German Chancellor Olaf Scholz has ordered preparations to allow all of the country’s three remaining nuclear reactors to continue operating until mid-April
West and East Germany began producing nuclear energy in the 1960s, when it was widely considered a safe and clean alternative to the heavily polluting coal the nation had long relied on for much of its power needs. Dozens of reactors of various types were built over the following decades. The newest plant began operation in 1989 — about a year before reunification.
A center-left government of Social Democrats and Greens passed a law in 2002 that Germany would build no new nuclear power plants and shut down all existing reactors over the coming decades.
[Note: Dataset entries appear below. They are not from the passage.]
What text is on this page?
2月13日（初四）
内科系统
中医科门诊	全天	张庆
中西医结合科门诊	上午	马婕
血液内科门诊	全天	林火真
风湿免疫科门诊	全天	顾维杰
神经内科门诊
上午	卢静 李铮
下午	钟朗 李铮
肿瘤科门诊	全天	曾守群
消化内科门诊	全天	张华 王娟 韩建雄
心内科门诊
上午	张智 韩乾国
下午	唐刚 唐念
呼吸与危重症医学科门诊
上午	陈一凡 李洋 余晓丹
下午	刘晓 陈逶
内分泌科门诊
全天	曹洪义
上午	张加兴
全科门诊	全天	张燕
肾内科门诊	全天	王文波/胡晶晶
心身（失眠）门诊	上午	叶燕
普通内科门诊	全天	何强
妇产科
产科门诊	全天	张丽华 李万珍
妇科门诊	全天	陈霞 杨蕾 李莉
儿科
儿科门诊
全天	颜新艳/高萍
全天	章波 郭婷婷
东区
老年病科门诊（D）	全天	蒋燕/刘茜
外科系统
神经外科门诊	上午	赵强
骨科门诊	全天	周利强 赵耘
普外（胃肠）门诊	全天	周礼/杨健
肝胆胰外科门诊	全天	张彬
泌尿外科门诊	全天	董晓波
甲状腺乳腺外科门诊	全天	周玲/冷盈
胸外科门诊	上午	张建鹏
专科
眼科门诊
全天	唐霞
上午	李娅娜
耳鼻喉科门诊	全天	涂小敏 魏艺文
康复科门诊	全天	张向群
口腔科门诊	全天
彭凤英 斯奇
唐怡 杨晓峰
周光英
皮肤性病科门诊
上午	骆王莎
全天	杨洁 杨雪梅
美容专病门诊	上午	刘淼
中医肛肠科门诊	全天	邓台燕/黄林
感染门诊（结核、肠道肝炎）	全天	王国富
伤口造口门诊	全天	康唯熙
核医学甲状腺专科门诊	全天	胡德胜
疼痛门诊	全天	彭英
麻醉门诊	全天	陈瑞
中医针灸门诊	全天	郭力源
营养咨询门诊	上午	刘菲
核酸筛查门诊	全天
The move was part of a broader effort to shift energy production in Germany — known as the Energiewende, or energy transition — away from fossil fuels toward renewable sources such as wind and solar.
A conservative government under Angela Merkel announced in 2010 that Germany would extend the lifetime of its nuclear plants, in part to ensure sufficient supply of cheap, low-carbon energy. Once built, nuclear plants produce significantly fewer greenhouse gas emissions than coal- or gas-fired facilities, while providing a constant amount of energy regardless of the weather that solar parks or wind farms can't always guarantee.
The 2011 incident at Japan's Fukushima nuclear power plant prompted a swift reversal, with Merkel declaring that Germany would in fact now accelerate its exit from nuclear power and shut down the last remaining plant by the end of 2022. The move had broad support among voters, but critics pointed out that Germany risked blackouts unless renewable energy was massively ramped up. To prevent this from happening, Germany planned to import natural gas — much of it from Russia — as a "bridge fuel" until sufficient solar and wind power was available. Efforts to find a long-term storage site for Germany's nuclear waste are also still ongoing because nobody wants it.
Fearing blackouts and high energy prices, the Free Democrats — also part of Scholz's government — have lately demanded that all three reactors keep running as long as needed. Experts have questioned whether this would help and the Greens voiced strong opposition. Mounting political pressure and the risk of a government blow-up prompted Scholz to step in Monday and call his junior coalition partners to order with the compromise of keeping the reactors running until April.